Premiums Are Too High
As you age, insurance premiums can become a real pain point. If you’re on a fixed income, those monthly payments might not be sustainable. A settlement can relieve you of those costs.
You’re Restructuring Your Retirement Plan
Many seniors realize they’re sitting on a valuable asset that they don’t really need anymore. A life settlement can be part of a broader retirement strategy, freeing up cash for travel, long-term care, or just enjoying life.
You Want to Leave a Different Kind of Legacy
Instead of leaving behind a lump sum death benefit, some people prefer to use the money now—perhaps helping their grandchildren with college tuition or donating to a charity while they’re still alive.
You’re in a Financial Crisis
Whether it’s mounting debt, a divorce, or another life disruption, sometimes selling a life insurance policy is about survival. Both viatical and life settlements can offer quick liquidity when it’s needed most.
How the Settlement Process Works
If you’re considering a viatical or life settlement, it helps to know what to expect. The process isn’t as complicated as you might think, but there are a few important steps and players involved.
Step 1: Evaluate Your Policy
Not all policies qualify. Most buyers are looking for policies with a death benefit of at least $100,000. Whole life and universal life policies are most desirable, though some term policies can be sold if they’re convertible.
Step 2: Assess Your Health
For viatical settlements, you’ll need to provide documentation of a terminal illness, including physician statements and prognosis details. Life settlements typically require less urgent health documentation, but medical records are still a factor.

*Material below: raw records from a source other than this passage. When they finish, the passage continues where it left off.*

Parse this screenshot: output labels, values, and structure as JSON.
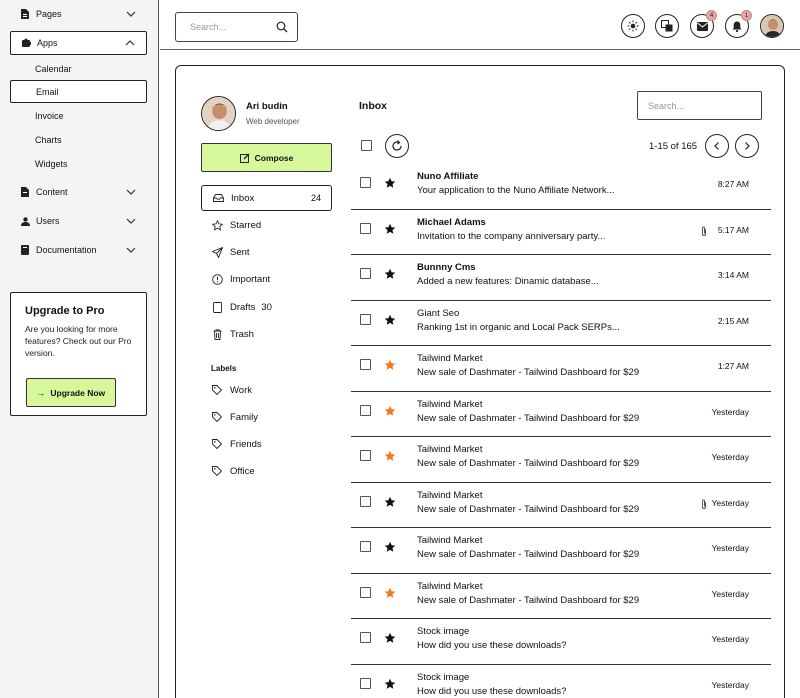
{
  "sidebar": {
    "pages": "Pages",
    "apps": "Apps",
    "app_items": [
      "Calendar",
      "Email",
      "Invoice",
      "Charts",
      "Widgets"
    ],
    "content": "Content",
    "users": "Users",
    "documentation": "Documentation",
    "promo": {
      "title": "Upgrade to Pro",
      "text": "Are you looking for more features? Check out our Pro version.",
      "button": "Upgrade Now"
    }
  },
  "topbar": {
    "search_placeholder": "Search...",
    "mail_badge": "4",
    "bell_badge": "1"
  },
  "profile": {
    "name": "Ari budin",
    "role": "Web developer"
  },
  "compose_label": "Compose",
  "folders": {
    "inbox": "Inbox",
    "inbox_count": "24",
    "starred": "Starred",
    "sent": "Sent",
    "important": "Important",
    "drafts": "Drafts",
    "drafts_count": "30",
    "trash": "Trash"
  },
  "labels": {
    "title": "Labels",
    "items": [
      "Work",
      "Family",
      "Friends",
      "Office"
    ]
  },
  "inbox": {
    "title": "Inbox",
    "search_placeholder": "Search...",
    "page_info": "1-15 of 165"
  },
  "colors": {
    "accent": "#d7f89a",
    "star_dark": "#111111",
    "star_orange": "#f07a1f",
    "badge": "#f8a0a0"
  },
  "emails": [
    {
      "sender": "Nuno Affiliate",
      "subject": "Your application to the Nuno Affiliate Network...",
      "time": "8:27 AM",
      "bold": true,
      "star": "dark",
      "attachment": false
    },
    {
      "sender": "Michael Adams",
      "subject": "Invitation to the company anniversary party...",
      "time": "5:17 AM",
      "bold": true,
      "star": "dark",
      "attachment": true
    },
    {
      "sender": "Bunnny Cms",
      "subject": "Added a new features: Dinamic database...",
      "time": "3:14 AM",
      "bold": true,
      "star": "dark",
      "attachment": false
    },
    {
      "sender": "Giant Seo",
      "subject": "Ranking 1st in organic and Local Pack SERPs...",
      "time": "2:15 AM",
      "bold": false,
      "star": "dark",
      "attachment": false
    },
    {
      "sender": "Tailwind Market",
      "subject": "New sale of Dashmater - Tailwind Dashboard for $29",
      "time": "1:27 AM",
      "bold": false,
      "star": "orange",
      "attachment": false
    },
    {
      "sender": "Tailwind Market",
      "subject": "New sale of Dashmater - Tailwind Dashboard for $29",
      "time": "Yesterday",
      "bold": false,
      "star": "orange",
      "attachment": false
    },
    {
      "sender": "Tailwind Market",
      "subject": "New sale of Dashmater - Tailwind Dashboard for $29",
      "time": "Yesterday",
      "bold": false,
      "star": "orange",
      "attachment": false
    },
    {
      "sender": "Tailwind Market",
      "subject": "New sale of Dashmater - Tailwind Dashboard for $29",
      "time": "Yesterday",
      "bold": false,
      "star": "dark",
      "attachment": true
    },
    {
      "sender": "Tailwind Market",
      "subject": "New sale of Dashmater - Tailwind Dashboard for $29",
      "time": "Yesterday",
      "bold": false,
      "star": "dark",
      "attachment": false
    },
    {
      "sender": "Tailwind Market",
      "subject": "New sale of Dashmater - Tailwind Dashboard for $29",
      "time": "Yesterday",
      "bold": false,
      "star": "orange",
      "attachment": false
    },
    {
      "sender": "Stock image",
      "subject": "How did you use these downloads?",
      "time": "Yesterday",
      "bold": false,
      "star": "dark",
      "attachment": false
    },
    {
      "sender": "Stock image",
      "subject": "How did you use these downloads?",
      "time": "Yesterday",
      "bold": false,
      "star": "dark",
      "attachment": false
    }
  ]
}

Step 3: Work With a Settlement Provider or Broker
You can either go through a licensed settlement provider (who works directly with buyers) or a broker (who shops your policy around to get you the best offer). Just make sure they’re licensed in your state.
Step 4: Receive Offers
Once your policy and health info are reviewed, you’ll start receiving offers. The lump sum offered will depend on your life expectancy, policy size, and terms.
Step 5: Accept an Offer and Transfer Ownership
Once you accept an offer, you’ll sign over the policy to the buyer. They become the new owner, pay the premiums, and collect the death benefit down the road.
Step 6: Use the Funds
After the sale closes—usually within a few weeks—you’ll receive your lump sum payment. There are no restrictions on how you use it.
FAQs
Will I owe taxes on a viatical or life settlement?
It depends. Viatical settlements are often tax-exempt, especially if the policyholder is terminally ill.
How long does the settlement process take?
It can take anywhere from a few weeks to a couple of months.
What happens to my beneficiaries?
Once the policy is sold, the new owner becomes the beneficiary. Your original beneficiaries will no longer receive the death benefit.
Do I have to be terminally ill to sell my policy?
No. Only viatical settlements require a terminal illness. If you’re a senior with a permanent life insurance policy, you may qualify for a life settlement even if you’re in relatively good health.
Are there risks to selling my policy?
Yes. You give up the death benefit, and your loved ones won’t receive anything from the policy after your passing.
Conclusion
Viatical and life settlements are powerful financial tools—but they’re not for everyone. If you’re facing a terminal illness, a viatical settlement can provide critical funds when you need them most. If you’re a senior rethinking your financial picture, a life settlement might be a smart move to unlock cash from an underused asset.
But before you move forward, take the time to weigh the pros and cons. Talk with a financial advisor or estate planner. Understand the tax implications, the effect on your heirs, and your long-term financial goals.
Selling a life insurance policy is a big decision. But when done thoughtfully and for the right reasons, it can be a lifeline—or a smart retirement strategy—that gives you more control over your financial future.